She shuffles a file—probably my file—fine print and tabs and a thousand words about all the ways I’m already fucked.
“Think you can get people to speak up?” She hits me with, “Not just show up, but say things that are real?”
“My parents would die for him,” I say. The words are raw coming out. “My coach will do it. Sydney, too—my sister. Hell, Zoe, the nanny—she knows every inch of what I did for that kid, and she’s in Seattle, but we can ask.”
God, Zoe. Without her, I’m missing a piece of myself. I’m waiting for that to go away, but so far, it hasn’t.
Gardner raises an eyebrow. “She willing to go on record? Even if she’s on your payroll?”
“She’s not scared of the witness stand. And she doesn’t work for me anymore.”
“Even better.”
She makes a note. “Last thing. The timeline. Eleven days left. You don’t slip.

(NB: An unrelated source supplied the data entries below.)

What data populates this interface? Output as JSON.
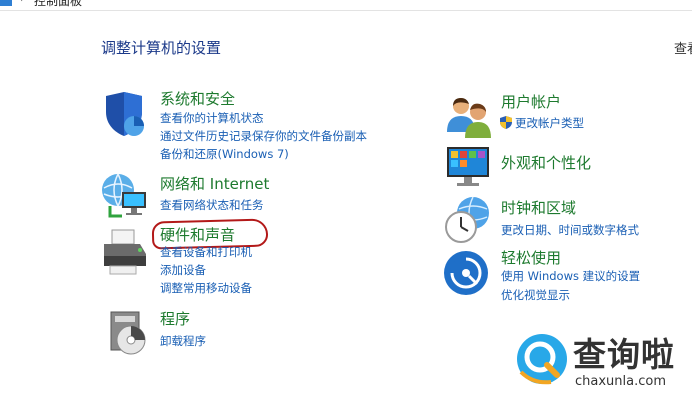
{
  "address_bar": {
    "path": "控制面板"
  },
  "page": {
    "title": "调整计算机的设置",
    "view_by": "查看"
  },
  "categories": [
    {
      "title": "系统和安全",
      "icon": "shield-icon",
      "links": [
        "查看你的计算机状态",
        "通过文件历史记录保存你的文件备份副本",
        "备份和还原(Windows 7)"
      ]
    },
    {
      "title": "网络和 Internet",
      "icon": "network-globe-icon",
      "links": [
        "查看网络状态和任务"
      ]
    },
    {
      "title": "硬件和声音",
      "icon": "printer-icon",
      "links": [
        "查看设备和打印机",
        "添加设备",
        "调整常用移动设备"
      ]
    },
    {
      "title": "程序",
      "icon": "programs-disc-icon",
      "links": [
        "卸载程序"
      ]
    },
    {
      "title": "用户帐户",
      "icon": "users-icon",
      "links": [
        "更改帐户类型"
      ]
    },
    {
      "title": "外观和个性化",
      "icon": "monitor-palette-icon",
      "links": []
    },
    {
      "title": "时钟和区域",
      "icon": "clock-globe-icon",
      "links": [
        "更改日期、时间或数字格式"
      ]
    },
    {
      "title": "轻松使用",
      "icon": "ease-of-access-icon",
      "links": [
        "使用 Windows 建议的设置",
        "优化视觉显示"
      ]
    }
  ],
  "watermark": {
    "brand": "查询啦",
    "url": "chaxunla.com"
  },
  "colors": {
    "title": "#1c3a8a",
    "category": "#1d7a2e",
    "link": "#1a5fb4",
    "mark": "#b31919"
  }
}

You don’t give them an opening.”
Her eyes flick up, ice-cold. “And you haven’t contacted Eli outside scheduled, supervised visits?”
“No.”
“Good. Keep it up. Not a text, not a call. Not a drive-by. Not even an emoji if he reaches out. If Gwen’s lawyer gets a whiff of you violating that order, he’ll drag this out another sixty days, maybe get it permanent. You get me?”
I freeze because my heart just fucking stops.
Not even text him back? Not even if the kid begs?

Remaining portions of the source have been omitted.